Nor were Americans the only ones who worried. At the start of the 21st century, US treasury bonds were a linch pin of the world financial system. Interest rates on many financial instruments were pegged to the rates on US treasuries. Financial scares in any part of the world caused investors to flee to treasuries. If the treasuries disappeared, where would the investors they go?
The worries were premature. America's wars in Afghanistan and Iraq, and then the recession of 2008, and then the covid pandemic, and then the Biden administration’s ambitious climate agenda, all against the backdrop of the baby boomers aging into Social Security and Medicare, pushed the federal debt into realms where the debt had never gone before.
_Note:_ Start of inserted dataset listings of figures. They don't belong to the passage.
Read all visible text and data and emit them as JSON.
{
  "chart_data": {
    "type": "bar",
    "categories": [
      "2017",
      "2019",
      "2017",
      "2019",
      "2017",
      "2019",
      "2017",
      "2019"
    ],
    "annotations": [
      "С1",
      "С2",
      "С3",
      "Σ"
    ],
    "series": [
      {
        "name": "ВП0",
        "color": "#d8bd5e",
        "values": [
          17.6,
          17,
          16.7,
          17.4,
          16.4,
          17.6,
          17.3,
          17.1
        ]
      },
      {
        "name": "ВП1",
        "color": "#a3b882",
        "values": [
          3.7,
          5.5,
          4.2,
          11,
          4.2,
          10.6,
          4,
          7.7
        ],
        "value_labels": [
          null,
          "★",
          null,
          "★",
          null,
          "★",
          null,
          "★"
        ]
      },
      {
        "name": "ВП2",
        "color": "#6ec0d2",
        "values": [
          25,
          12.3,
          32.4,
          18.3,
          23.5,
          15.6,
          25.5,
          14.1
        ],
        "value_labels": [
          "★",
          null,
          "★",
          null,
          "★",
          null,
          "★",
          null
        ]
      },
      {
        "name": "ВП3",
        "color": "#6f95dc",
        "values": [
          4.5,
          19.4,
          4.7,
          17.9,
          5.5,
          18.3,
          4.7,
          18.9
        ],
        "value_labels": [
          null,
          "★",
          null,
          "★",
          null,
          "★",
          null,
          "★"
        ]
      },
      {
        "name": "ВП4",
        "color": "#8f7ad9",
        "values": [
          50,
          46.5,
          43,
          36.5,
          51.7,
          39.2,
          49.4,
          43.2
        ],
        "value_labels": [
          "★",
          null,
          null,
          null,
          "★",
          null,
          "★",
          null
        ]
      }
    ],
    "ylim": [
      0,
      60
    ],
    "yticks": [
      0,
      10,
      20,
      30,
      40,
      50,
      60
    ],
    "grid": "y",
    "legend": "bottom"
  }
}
Today, the mere thought that the debt might disappear seems impossibly naive.
And as anachronistic as Andrew Jackson's face on the $20 bill beneath the banner of the Federal Reserve, the reincarnation of the bank he thought he had killed once and for all.
As an adherent to MMT (modern monetary theory) there are lots of metrics other than the actual dollar amount of debt as well as percentage to GDP. There is also non-financial outcomes: Better health and education for citizens, improvements in infrastructure, support for emerging technologies, etc. We focus far too much on numbers rather than outcomes.
It is also worth noting the curiosity of Republican presidents and their parties increasing the debt and deficit in good economic times (Reagan tax cuts, GWB tax cuts, Trump tax cut 2017) and then leaving office so the next president (a Democrat) has to use even more financial resources to combat it!
Lastly, During the crisis of 2008-9, people likened it to the Great Depression and indeed it may have gotten there. But initially, I considered the crisis more akin to the Panic of 1907. And I find it interesting that JP Morgan gathered some of the wealthiest men together in a room, locked the door and strongarmed them into providing liquidity to the financial markets. Morgan and those men effectively acted as a FED before we had a FED.
A debt-free country is as rare as spotting a unicorn in the wild.